The majority of new website owners have the perception that putting a website live is like turning on the lights in your new home.
Expecting your website deployment to be turn-key is often far from the truth, and it’s an issue that can either set you up to succeed or fail spending hours of testing to only realise it wasn’t done right in the first place.
It doesn’t matter if your website is cheap, medium-cost or expensive; these issues are no respecter of how well built your site was.
Website owners rely on plugins to do most of the tasks outside of their expertise without realising the importance of procedural website deployment and the work that goes into it.
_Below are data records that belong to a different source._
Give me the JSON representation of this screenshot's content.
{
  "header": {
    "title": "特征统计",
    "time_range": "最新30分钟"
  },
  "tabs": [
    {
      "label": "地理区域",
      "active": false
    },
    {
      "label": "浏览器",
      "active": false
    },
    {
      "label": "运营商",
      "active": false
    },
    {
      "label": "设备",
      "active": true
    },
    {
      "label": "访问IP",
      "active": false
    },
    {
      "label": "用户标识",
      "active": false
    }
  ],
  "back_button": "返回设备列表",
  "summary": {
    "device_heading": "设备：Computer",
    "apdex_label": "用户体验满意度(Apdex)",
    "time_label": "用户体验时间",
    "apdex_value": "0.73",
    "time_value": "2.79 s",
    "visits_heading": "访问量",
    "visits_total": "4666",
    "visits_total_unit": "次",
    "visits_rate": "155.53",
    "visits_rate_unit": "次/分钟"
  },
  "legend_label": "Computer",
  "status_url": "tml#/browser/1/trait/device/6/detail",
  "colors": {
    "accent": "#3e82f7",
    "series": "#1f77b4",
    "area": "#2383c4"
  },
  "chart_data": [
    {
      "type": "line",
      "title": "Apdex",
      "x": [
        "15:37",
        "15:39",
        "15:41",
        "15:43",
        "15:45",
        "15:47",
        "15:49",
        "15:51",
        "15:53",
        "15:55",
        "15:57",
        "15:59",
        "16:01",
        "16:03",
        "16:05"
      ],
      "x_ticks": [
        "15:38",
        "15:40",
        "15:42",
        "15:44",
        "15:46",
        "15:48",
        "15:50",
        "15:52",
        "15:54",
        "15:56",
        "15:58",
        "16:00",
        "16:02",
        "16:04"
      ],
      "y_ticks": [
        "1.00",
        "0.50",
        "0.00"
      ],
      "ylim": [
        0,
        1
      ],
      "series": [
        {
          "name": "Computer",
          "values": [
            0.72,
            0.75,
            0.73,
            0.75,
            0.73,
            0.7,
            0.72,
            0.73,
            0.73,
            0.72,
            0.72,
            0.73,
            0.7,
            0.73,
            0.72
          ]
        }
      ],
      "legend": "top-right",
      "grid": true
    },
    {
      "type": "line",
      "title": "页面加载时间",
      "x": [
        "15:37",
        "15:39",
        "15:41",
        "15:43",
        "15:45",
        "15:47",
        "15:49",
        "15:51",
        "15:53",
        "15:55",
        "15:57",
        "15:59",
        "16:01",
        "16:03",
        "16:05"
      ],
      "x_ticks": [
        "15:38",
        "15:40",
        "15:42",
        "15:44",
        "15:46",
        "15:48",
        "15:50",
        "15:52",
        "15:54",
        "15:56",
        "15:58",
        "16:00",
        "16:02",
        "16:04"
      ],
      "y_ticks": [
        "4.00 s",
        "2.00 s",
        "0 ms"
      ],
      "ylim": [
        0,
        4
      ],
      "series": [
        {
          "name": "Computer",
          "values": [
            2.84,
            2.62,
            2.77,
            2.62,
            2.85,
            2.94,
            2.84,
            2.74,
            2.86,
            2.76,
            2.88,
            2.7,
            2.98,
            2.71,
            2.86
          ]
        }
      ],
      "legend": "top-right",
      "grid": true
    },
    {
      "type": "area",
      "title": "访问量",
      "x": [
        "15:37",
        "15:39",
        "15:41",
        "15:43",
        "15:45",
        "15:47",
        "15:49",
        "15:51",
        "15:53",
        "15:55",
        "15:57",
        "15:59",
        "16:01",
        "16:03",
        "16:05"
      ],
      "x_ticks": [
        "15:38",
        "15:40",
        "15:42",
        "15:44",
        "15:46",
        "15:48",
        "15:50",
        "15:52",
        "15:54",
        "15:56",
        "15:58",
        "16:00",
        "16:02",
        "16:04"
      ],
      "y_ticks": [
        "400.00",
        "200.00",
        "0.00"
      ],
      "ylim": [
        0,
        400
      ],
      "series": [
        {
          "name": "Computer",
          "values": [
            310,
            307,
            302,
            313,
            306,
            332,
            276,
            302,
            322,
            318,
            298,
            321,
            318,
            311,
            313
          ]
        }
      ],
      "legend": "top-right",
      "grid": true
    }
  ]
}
Most hacked websites we fix never had a chance from the beginning; those that did have protection didn’t have a proper understanding of security. Instead, a website design would install a security plugin in the hope that it would mitigate any security breaches, and that’s all they had to do to satisfy any security requirements.
A typical security routine would be to have one security plugin (usually a free one) and the admin login URL hidden or obscured. PHP blocked from the wp-content folders and some routine malware checks.
What most people fail to check when launching a new website its too:
1) look for previously hidden folders used by hackers
2) check the domain reputation
3) do form auditing
4) check for content plagiarism
5) check that search engines are not caching the old website sitemaps
6) search for broken links
There are over 100 different tasks that you should do when putting a website live, and most people only do a few of them.
Typically, this is why the task only appears as a single line entry on your invoice.
Some argue that some of these get covered by SEO, and others suggest your hosting provider covers these.
Don’t assume that they are because what if they aren’t?
Many assumptions get made in this undervalued and misunderstood task.
Of the list of tasks, some guides help individual circumstances. Still, unless you have experience in them, it’s too much info and not enough correct guidance, so most professionals will not do it correctly, not from lack of trying but more a lack of experience.
It requires a cross over of skill sets:
- Website Security
- Domain management
- Hosting management
- Server management
- Website development
- Web server configuration
- PHP configuration
- SEO
- Reputation management
You don’t need to be an expert across all disciplines, an understanding of just some specifics of each in relevance to deploying a new website.
This week one website I had a look at had a domain that sends mail to the wrong mail server most of the time and the right mail server occasionally.
The fault had gone undiagnosed, and it was a straightforward fix.
Another common issue we see is the practice of website designers putting websites live but leaving the hackers content behind.
The new site looks great but will be blacklisted for many years to come due to the list they’re on. No one realised you have to fix the reputation before launch and assumed launching did that automatically.
Some argue that if you’re doing paid ads this isn’t important but what if it is and you don’t realise it?
Spoiler alert, these tasks are critical and will help prevent your website from being hacked or slowing down over time.